Fivaz Fabien · Nationalrat · 2024-09-18
Fivaz Fabien · Nationalrat · Neuenburg · Grüne Fraktion · 2024-09-18
Wortprotokoll
Je défends ma minorité qui vous propose de ne pas entrer en matière sur le projet 1. L'arrêté fédéral sur les valeurs cibles pour l'orientation de l'armée jusqu'en 2035 part d'une bonne intention. Le département a analysé dans différents domaines les capacités de l'armée. Il a défini quatre scénarios de menaces plus ou moins réalistes et propose d'adapter les capacités de l'armée pour l'un de ces scénarios au cours des douze prochaines années. L'objectif répond à une demande récurrente de notre Parlement: celle de pouvoir participer aux choix stratégiques pour le développement de l'armée. Malheureusement, l'exercice s'avère être un immense échec.
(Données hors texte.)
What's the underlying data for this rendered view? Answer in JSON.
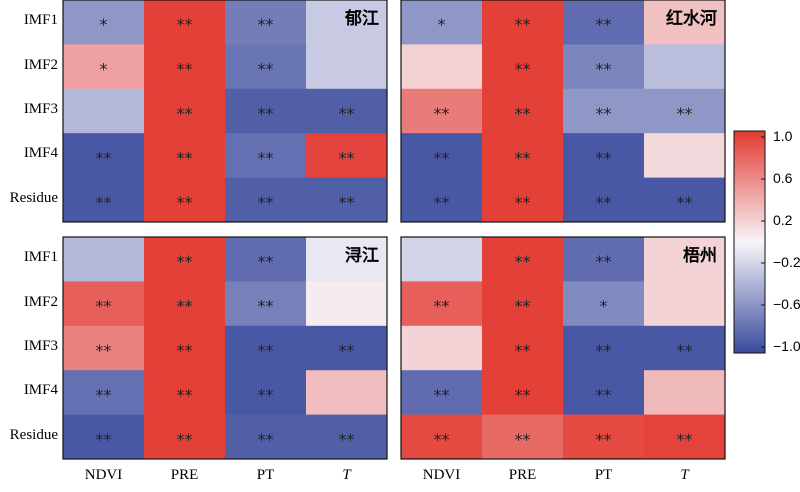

Commençons par les scénarios. Le Conseil fédéral en a défini quatre, de "tout va bien comme avant" à "la Suisse est envahie par la Russie". Il a sélectionné le troisième dans l'échelle de gravité, qui a été sobrement intitulé "conduite d'un conflit hybride par une grande puissance". On sent bien, dans le message du Conseil fédéral, que ce scénario a été défini et choisi pour coller aux envies de l'armée plutôt que l'inverse. C'est un scénario qui évite de faire des choix, qui permet de continuer à développer les capacités conventionnelles tout en tentant de s'adapter aux véritables menaces qui pèsent à court et moyen terme sur la Suisse, à savoir les cyberattaques, la désinformation, le terrorisme, le réchauffement climatique, les risques de rupture des chaînes d'approvisionnement énergétique et de biens, etc. Comme il évite de faire des choix, ce scénario coûte aussi très cher. Afin de financer l'augmentation des moyens alloués à la défense, nous allons couper - ou l'avons déjà fait - partout ailleurs: dans la formation, l'agriculture, la culture, la coopération internationale, les transports publics, l'environnement et j'en passe.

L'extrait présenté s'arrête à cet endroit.